My company purchased Aspose.Words license. Not MS Word license.
We expect a better answer than “Please note that Aspose.Words mimics the behavior of MS Word”. I saw the examples attached, this is not new for me.
If this is a bug in IE, than please, refer me to an official prove for that.
IE exist for long time now, If what you are saying is true, I’m sure Microsoft are aware of that.

Thanks,
Oren

@orenbracha

We already shared with you that IE cannot display spans with different direction correctly. All modern browsers including Microsoft Edge display output html correctly. So, I think this detail is enough to provide that it is an issue with IE.
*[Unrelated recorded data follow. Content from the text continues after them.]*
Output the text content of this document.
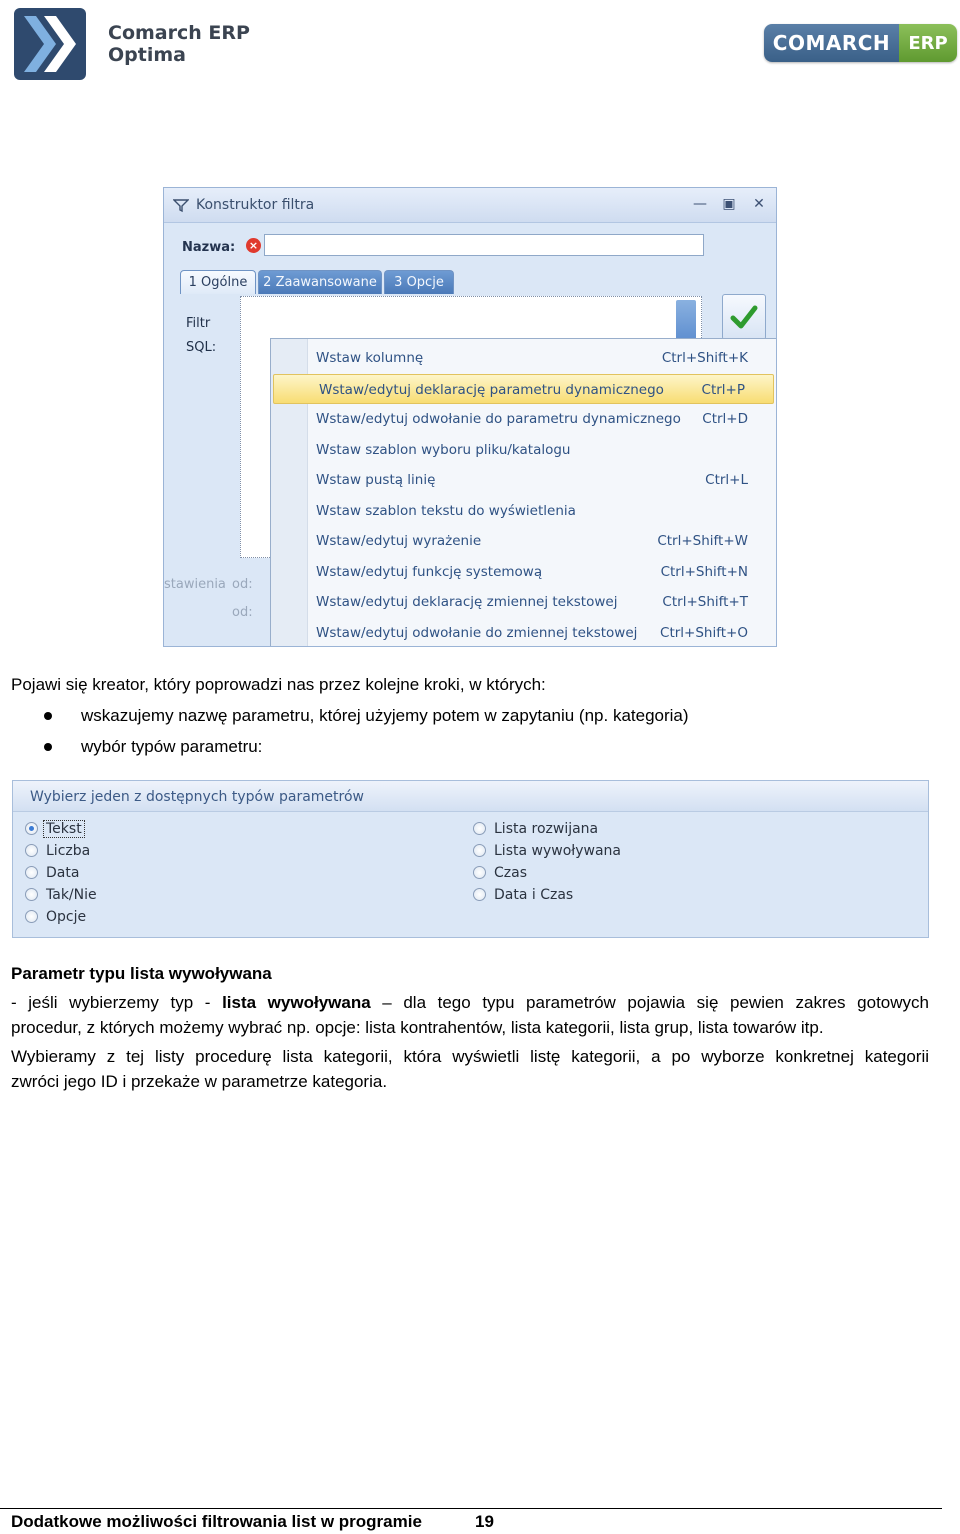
Comarch ERP
Optima	COMARCH	ERP
Konstruktor filtra	— ▣ ✕
Nazwa: ×
1 Ogólne	2 Zaawansowane	3 Opcje
Filtr
SQL:
stawienia od:
od:
Wstaw kolumnę	Ctrl+Shift+K
Wstaw/edytuj deklarację parametru dynamicznego	Ctrl+P
Wstaw/edytuj odwołanie do parametru dynamicznego Ctrl+D
Wstaw szablon wyboru pliku/katalogu
Wstaw pustą linię	Ctrl+L
Wstaw szablon tekstu do wyświetlenia
Wstaw/edytuj wyrażenie	Ctrl+Shift+W
Wstaw/edytuj funkcję systemową	Ctrl+Shift+N
Wstaw/edytuj deklarację zmiennej tekstowej	Ctrl+Shift+T
Wstaw/edytuj odwołanie do zmiennej tekstowej Ctrl+Shift+O
Pojawi się kreator, który poprowadzi nas przez kolejne kroki, w których:
wskazujemy nazwę parametru, której użyjemy potem w zapytaniu (np. kategoria)
wybór typów parametru:
Wybierz jeden z dostępnych typów parametrów
Tekst
Liczba
Data
Tak/Nie
Opcje
Lista rozwijana
Lista wywoływana
Czas
Data i Czas
Parametr typu lista wywoływana
- jeśli wybierzemy typ - lista wywoływana – dla tego typu parametrów pojawia się pewien zakres gotowych
procedur, z których możemy wybrać np. opcje: lista kontrahentów, lista kategorii, lista grup, lista towarów itp.
Wybieramy z tej listy procedurę lista kategorii, która wyświetli listę kategorii, a po wyborze konkretnej kategorii
zwróci jego ID i przekaże w parametrze kategoria.
Dodatkowe możliwości filtrowania list w programie	19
Moreover, Aspose.Words and MS Word output is same. So, it is not an issue in Aspose.Words.

If you still does not satisfy with Aspose.Words output, please ZIP and attach the expected output HTML document whose contents are viewed correctly on all browsers. We will then log your requirement in our issue tracking system for further investigation.

And what if there is a better way to generate the HTML so it will be displayed correctly on all browsers?

I’m asking about Aspose results and you are keep mentioning MS Word. I don’t care about MS Word, I purchased Aspose license, not MS Word’s.
For the ministry of health I need more reliable explanations. If it’s a problem in IE, I need an formal prove so they will consider replacing IE with other browser.
Your answer is not a formal prove. It’s an assumption (“if it’s OK on X and on Y, so the problem must be in Z”). We are not working that way, and I’m sure you wouldn’t accept such answers from your providers as well.

Did you try to open a case to Microsoft to get their explanation?

I don’t need to supply and more ZIPs or examples, you saw the problem already. The HTML should look exactly like it looks as a doc file.

So, please, if you feel you can’t or don’t have anything more than assumptions, please pass my case on to a higher level of support.